Brandishing his pistol with his arm around the neck of a hostage, the hijacker, named Sandro, shouts out the bus window, to no one and everyone, “This is no action movie!” He’s right on that account, at least. Padilha’s film moves in fits and starts, sometimes with agonizing slowness, then with a lot of things happening all at once, a pace that echoes the queasy movement of the standoff. To give viewers some breathing room, the film steps back from the standoff to provide some context, and to show how Sandro, a former street kid, came to find himself in this situation.
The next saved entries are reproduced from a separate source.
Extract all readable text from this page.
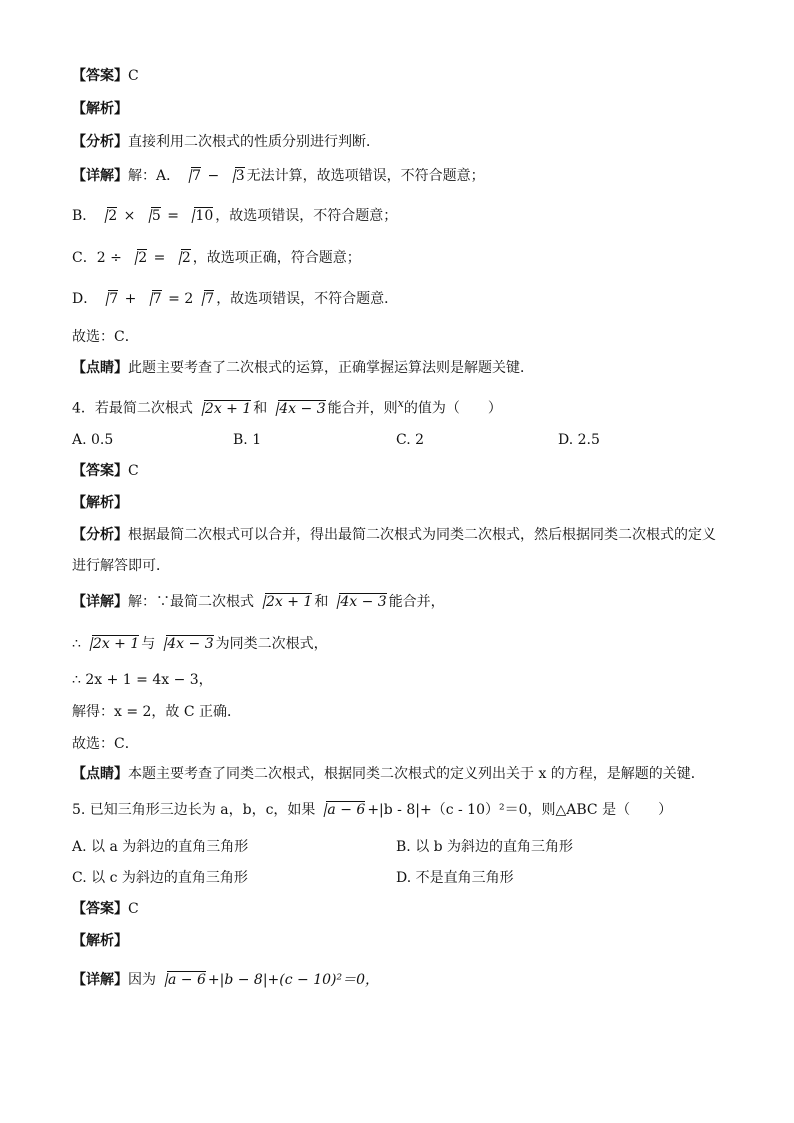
【答案】C
【解析】
【分析】直接利用二次根式的性质分别进行判断．
【详解】解：A． 7 − 3 无法计算，故选项错误，不符合题意；
B． 2 × 5 = 10 ，故选项错误，不符合题意；
C．2 ÷ 2 = 2 ，故选项正确，符合题意；
D． 7 + 7 = 2 7 ，故选项错误，不符合题意．
故选：C．
【点睛】此题主要考查了二次根式的运算，正确掌握运算法则是解题关键．
4．若最简二次根式 2x + 1 和 4x − 3 能合并，则$^x$的值为（　　）
A. 0.5	B. 1	C. 2	D. 2.5
【答案】C
【解析】
【分析】根据最简二次根式可以合并，得出最简二次根式为同类二次根式，然后根据同类二次根式的定义
进行解答即可．
【详解】解：∵最简二次根式 2x + 1 和 4x − 3 能合并，
∴ 2x + 1 与 4x − 3 为同类二次根式，
∴ 2x + 1 = 4x − 3，
解得：x = 2，故 C 正确．
故选：C．
【点睛】本题主要考查了同类二次根式，根据同类二次根式的定义列出关于 x 的方程，是解题的关键．
5. 已知三角形三边长为 a，b，c，如果 a − 6 +|b - 8|+（c - 10）²＝0，则△ABC 是（　　）
A. 以 a 为斜边的直角三角形	B. 以 b 为斜边的直角三角形
C. 以 c 为斜边的直角三角形	D. 不是直角三角形
【答案】C
【解析】
【详解】因为 a − 6 +|b − 8|+(c − 10)²＝0，
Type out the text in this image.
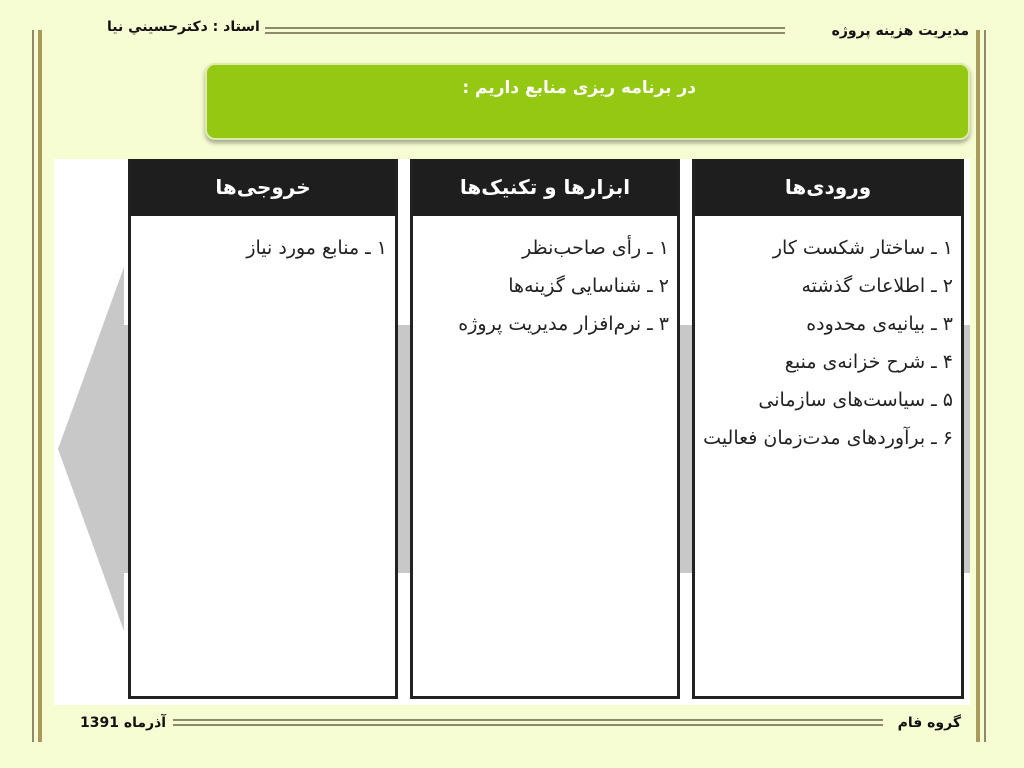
استاد : دکترحسيني نيا	مدیریت هزینه پروژه
در برنامه ریزی منابع داریم :
ورودی‌ها
۱ ـ ساختار شکست کار
۲ ـ اطلاعات گذشته
۳ ـ بیانیه‌ی محدوده
۴ ـ شرح خزانه‌ی منبع
۵ ـ سیاست‌های سازمانی
۶ ـ برآوردهای مدت‌زمان فعالیت
ابزارها و تکنیک‌ها
۱ ـ رأی صاحب‌نظر
۲ ـ شناسایی گزینه‌ها
۳ ـ نرم‌افزار مدیریت پروژه
خروجی‌ها
۱ ـ منابع مورد نیاز
آذرماه 1391	گروه فام
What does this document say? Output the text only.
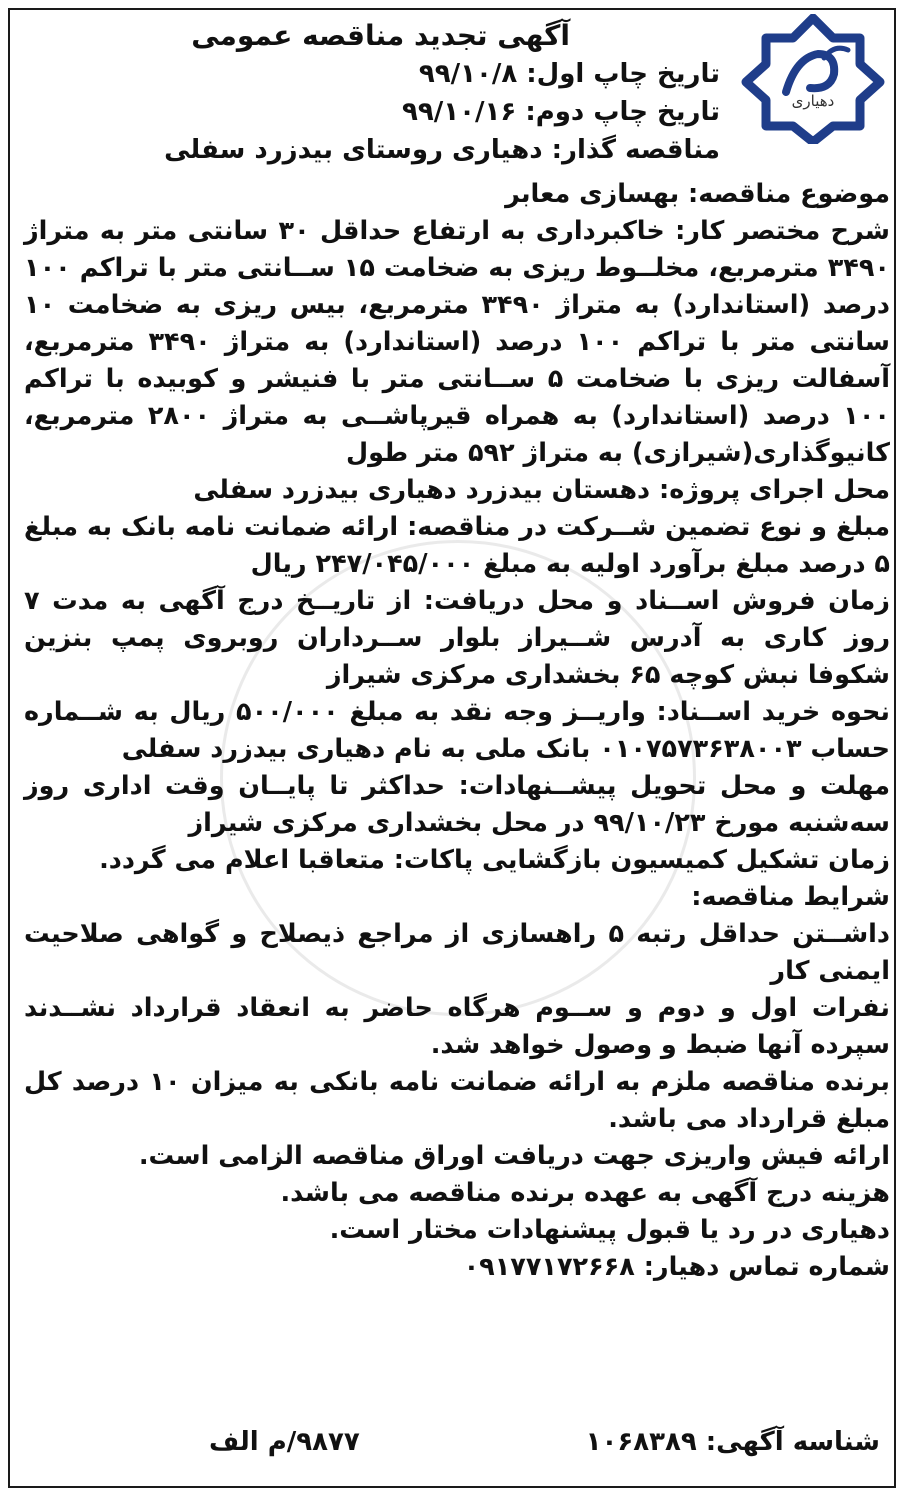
دهیاری
آگهی تجدید مناقصه عمومی
تاریخ چاپ اول: ۹۹/۱۰/۸
تاریخ چاپ دوم: ۹۹/۱۰/۱۶
مناقصه گذار: دهیاری روستای بیدزرد سفلی

موضوع مناقصه: بهسازی معابر

شرح مختصر کار: خاکبرداری به ارتفاع حداقل ۳۰ سانتی متر به متراژ ۳۴۹۰ مترمربع، مخلــوط ریزی به ضخامت ۱۵ ســانتی متر با تراکم ۱۰۰ درصد (استاندارد) به متراژ ۳۴۹۰ مترمربع، بیس ریزی به ضخامت ۱۰ سانتی متر با تراکم ۱۰۰ درصد (استاندارد) به متراژ ۳۴۹۰ مترمربع، آسفالت ریزی با ضخامت ۵ ســانتی متر با فنیشر و کوبیده با تراکم ۱۰۰ درصد (استاندارد) به همراه قیرپاشــی به متراژ ۲۸۰۰ مترمربع، کانیوگذاری(شیرازی) به متراژ ۵۹۲ متر طول

محل اجرای پروژه: دهستان بیدزرد دهیاری بیدزرد سفلی

مبلغ و نوع تضمین شــرکت در مناقصه: ارائه ضمانت نامه بانک به مبلغ ۵ درصد مبلغ برآورد اولیه به مبلغ ۲۴۷/۰۴۵/۰۰۰ ریال

زمان فروش اســناد و محل دریافت: از تاریــخ درج آگهی به مدت ۷ روز کاری به آدرس شــیراز بلوار ســرداران روبروی پمپ بنزین شکوفا نبش کوچه ۶۵ بخشداری مرکزی شیراز

نحوه خرید اســناد: واریــز وجه نقد به مبلغ ۵۰۰/۰۰۰ ریال به شــماره حساب ۰۱۰۷۵۷۳۶۳۸۰۰۳ بانک ملی به نام دهیاری بیدزرد سفلی

مهلت و محل تحویل پیشــنهادات: حداکثر تا پایــان وقت اداری روز سه‌شنبه مورخ ۹۹/۱۰/۲۳ در محل بخشداری مرکزی شیراز

زمان تشکیل کمیسیون بازگشایی پاکات: متعاقبا اعلام می گردد.

شرایط مناقصه:

داشــتن حداقل رتبه ۵ راهسازی از مراجع ذیصلاح و گواهی صلاحیت ایمنی کار

نفرات اول و دوم و ســوم هرگاه حاضر به انعقاد قرارداد نشــدند سپرده آنها ضبط و وصول خواهد شد.

برنده مناقصه ملزم به ارائه ضمانت نامه بانکی به میزان ۱۰ درصد کل مبلغ قرارداد می باشد.

ارائه فیش واریزی جهت دریافت اوراق مناقصه الزامی است.

هزینه درج آگهی به عهده برنده مناقصه می باشد.

دهیاری در رد یا قبول پیشنهادات مختار است.

شماره تماس دهیار: ۰۹۱۷۷۱۷۲۶۶۸

شناسه آگهی: ۱۰۶۸۳۸۹
۹۸۷۷/م الف
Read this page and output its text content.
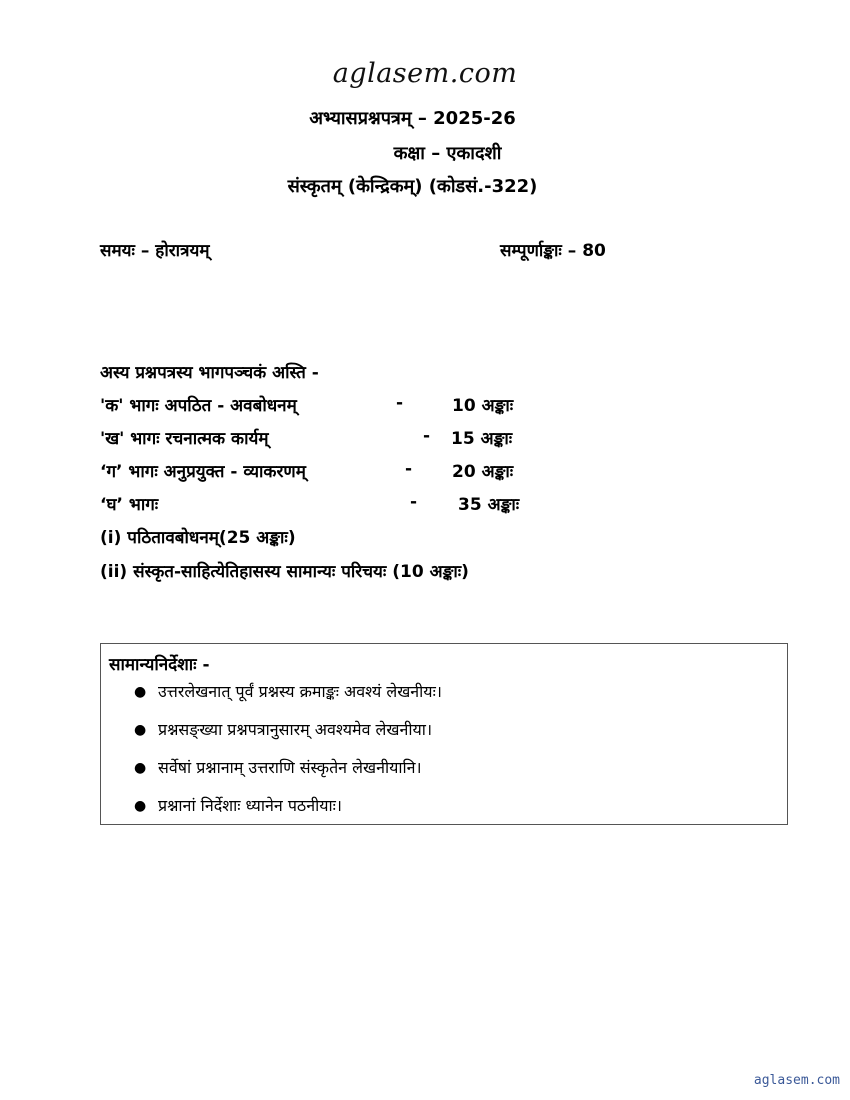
aglasem.com
अभ्यासप्रश्नपत्रम् – 2025-26
कक्षा – एकादशी
संस्कृतम् (केन्द्रिकम्) (कोडसं.-322)
समयः – होरात्रयम्	सम्पूर्णाङ्काः – 80
अस्य प्रश्नपत्रस्य भागपञ्चकं अस्ति -
'क' भागः अपठित - अवबोधनम्	-	10 अङ्काः
'ख' भागः रचनात्मक कार्यम्	- 15 अङ्काः
‘ग’ भागः अनुप्रयुक्त - व्याकरणम्	- 20 अङ्काः
‘घ’ भागः	- 35 अङ्काः
(i) पठितावबोधनम्(25 अङ्काः)
(ii) संस्कृत-साहित्येतिहासस्य सामान्यः परिचयः (10 अङ्काः)
सामान्यनिर्देशाः -
● उत्तरलेखनात् पूर्वं प्रश्नस्य क्रमाङ्कः अवश्यं लेखनीयः।
● प्रश्नसङ्ख्या प्रश्नपत्रानुसारम् अवश्यमेव लेखनीया।
● सर्वेषां प्रश्नानाम् उत्तराणि संस्कृतेन लेखनीयानि।
● प्रश्नानां निर्देशाः ध्यानेन पठनीयाः।
aglasem.com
A Brazilian sociologist and a social worker describe the various factors by which street kids become street kids, and they discuss how these children are unbounded by family, or by any measure of civil society. They are bothersome and unwanted, an open secret and an open sore in a country that is unwilling and ill-prepared to deal with them. Untethered from society, we are told that street kids “lose contact with their past.” As if to remedy this lack of history, the film examines the short, unhappy life of Sandro the hijacker, and with thorough research it uncovers a story that could not have been more tragic if it were scripted. Sandro grew up in a poor Rio neighborhood without a father. When he was 10, he witnessed the stabbing death of his mother, a shopkeeper pregnant with twins. He ran away from his caretaker aunt and joined a street gang. He sniffed glue, landed in prison, escaped, got arrested again, and then we start to lose track of his travails, they are so sadly the same. In this regard and elsewhere, the story line of “Bus 174” would benefit from a more aggressive paring of such details. As it is, the almost unremitting litany of painful experience is exhausting.

Aside from the loss of his mother, one other especially terrible incident stands out in Sandro the hijacker’s early life: the unprovoked massacre (by assailants unknown, likely the police) of several of his street kid friends in the district of Candelaria. A teenaged Sandro witnesses this, too. Can there be any clearer indication, then, that violence begets violence? It is all he has ever known. After these scenes, viewers might sprout a small flower of sympathy for this poor devil and catch a slight case of Stockholm Syndrome. Though his means are frightening and his ends indeterminate, it is clear Sandro is as much victim as perpetrator.

This point is driven home by the angry mob that surrounds the siege area, the aggressive reporters and camera crews, and the sloppy decision-making of the police. One does not have a great deal of confidence in the forces handling the situation. (For a country that was not so long ago under a military dictatorship, one would think the authorities would have a better handle on how to control something like this.) It is every bit the circus that was portrayed in another, funnier siege film, “Dog Day Afternoon.” The unfortunate resolution of the incident, occasioned by nothing so much as a royal police muck-up, unfolds before our eyes, frame by chilling frame.

There is an icy, clinical chill to much of “Bus 174,” a tone well-suited to such goings on, if not to a fun night out at the movies. “Bus 174” is one of the most singularly depressing documentaries (or films, period) to grace the independent circuit in some time. The tone is set in the film’s opening minutes; as an aerial camera glides over the pristine blue waters and lush green parks of Rio’s shoreline, a series of voiceovers by drug addicts and street people, intoning the brutal experiences of their lives, belie the beauty on-screen. For two agonizing hours, Padilha picks at the social scabs of South American’s largest nation, and applies no soothing balm. What’s wrong with a country like Brazil? Here are a few things.